A automedicação é uma prática corriqueira e perigosa, já que todo medicamento tem um risco, mesmo aqueles que parecem inofensivos e não exigem prescrição médica para a compra. É comum as pessoas terem em casa uma “farmacinha” particular: a famosa caixinha de remédios, à qual recorrem quando surge uma dor qualquer. Apesar de não ser exclusividade brasileira, a falta de fiscalização e de esclarecimento da população faz do país um dos primeiros na lista do consumo exagerado.
Um dos riscos da automedicação é o mascaramento do quadro clínico e o consequente diagnóstico equivocado ou tardio. Em ambos os casos, há retardo no tratamento correto, o que pode desencadear uma série de complicações. Outros problemas são interação medicamentosa, alergias e dosagem e administração inadequadas – tanto em quantidades baixas, que podem promover a resistência bacteriana, por exemplo, quanto em quantidades altas, que acarretam efeitos colaterais.

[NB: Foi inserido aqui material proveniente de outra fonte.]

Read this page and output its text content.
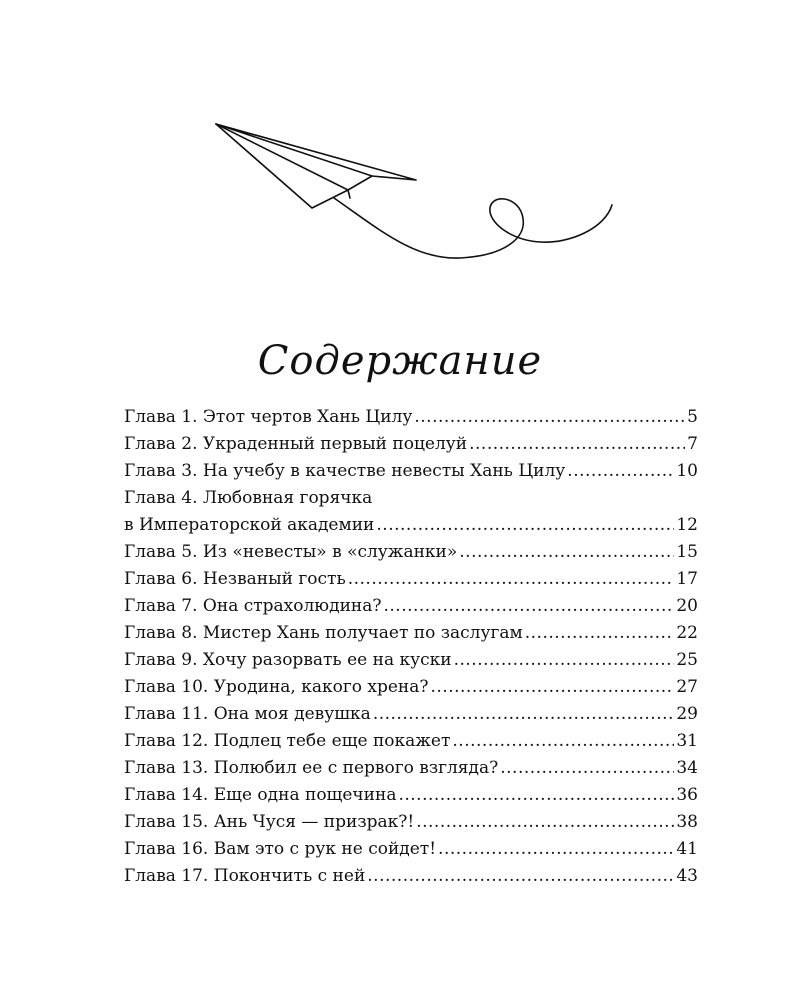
Содержание
Глава 1. Этот чертов Хань Цилу .....	5
Глава 2. Украденный первый поцелуй .....	7
Глава 3. На учебу в качестве невесты Хань Цилу .....	10
Глава 4. Любовная горячка
в Императорской академии .....	12
Глава 5. Из «невесты» в «служанки» .....	15
Глава 6. Незваный гость .....	17
Глава 7. Она страхолюдина? .....	20
Глава 8. Мистер Хань получает по заслугам .....	22
Глава 9. Хочу разорвать ее на куски .....	25
Глава 10. Уродина, какого хрена? .....	27
Глава 11. Она моя девушка .....	29
Глава 12. Подлец тебе еще покажет .....	31
Глава 13. Полюбил ее с первого взгляда? .....	34
Глава 14. Еще одна пощечина .....	36
Глава 15. Ань Чуся — призрак?! .....	38
Глава 16. Вам это с рук не сойдет! .....	41
Глава 17. Покончить с ней .....	43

“São inúmeras doenças diferentes com tratamentos ainda mais diversos. Assim como a febre, a dor serve como um aviso. Ao tomar o remédio sem ter o diagnóstico correto, pode-se perder um tempo precioso, por vezes fatal”, explica Paulo Pêgo Fernandes, diretor da Associação Paulista de Medicina (APM).
Dor de cabeça, a campeã
Entre os casos de automedicação, a dor de cabeça é a campeã. Por outro lado, a ingestão de analgésicos é o exemplo mais citado quando se fala de problemas. Os relatos envolvem desde o mascaramento de sintomas até o aparecimento de úlceras e hemorragias. A cefaleia pode ser consequência de tensão, jejum, hipoglicemia, hipertensão, aneurisma cerebral, início de meningite ou uma tendência à enxaqueca, entre várias outras.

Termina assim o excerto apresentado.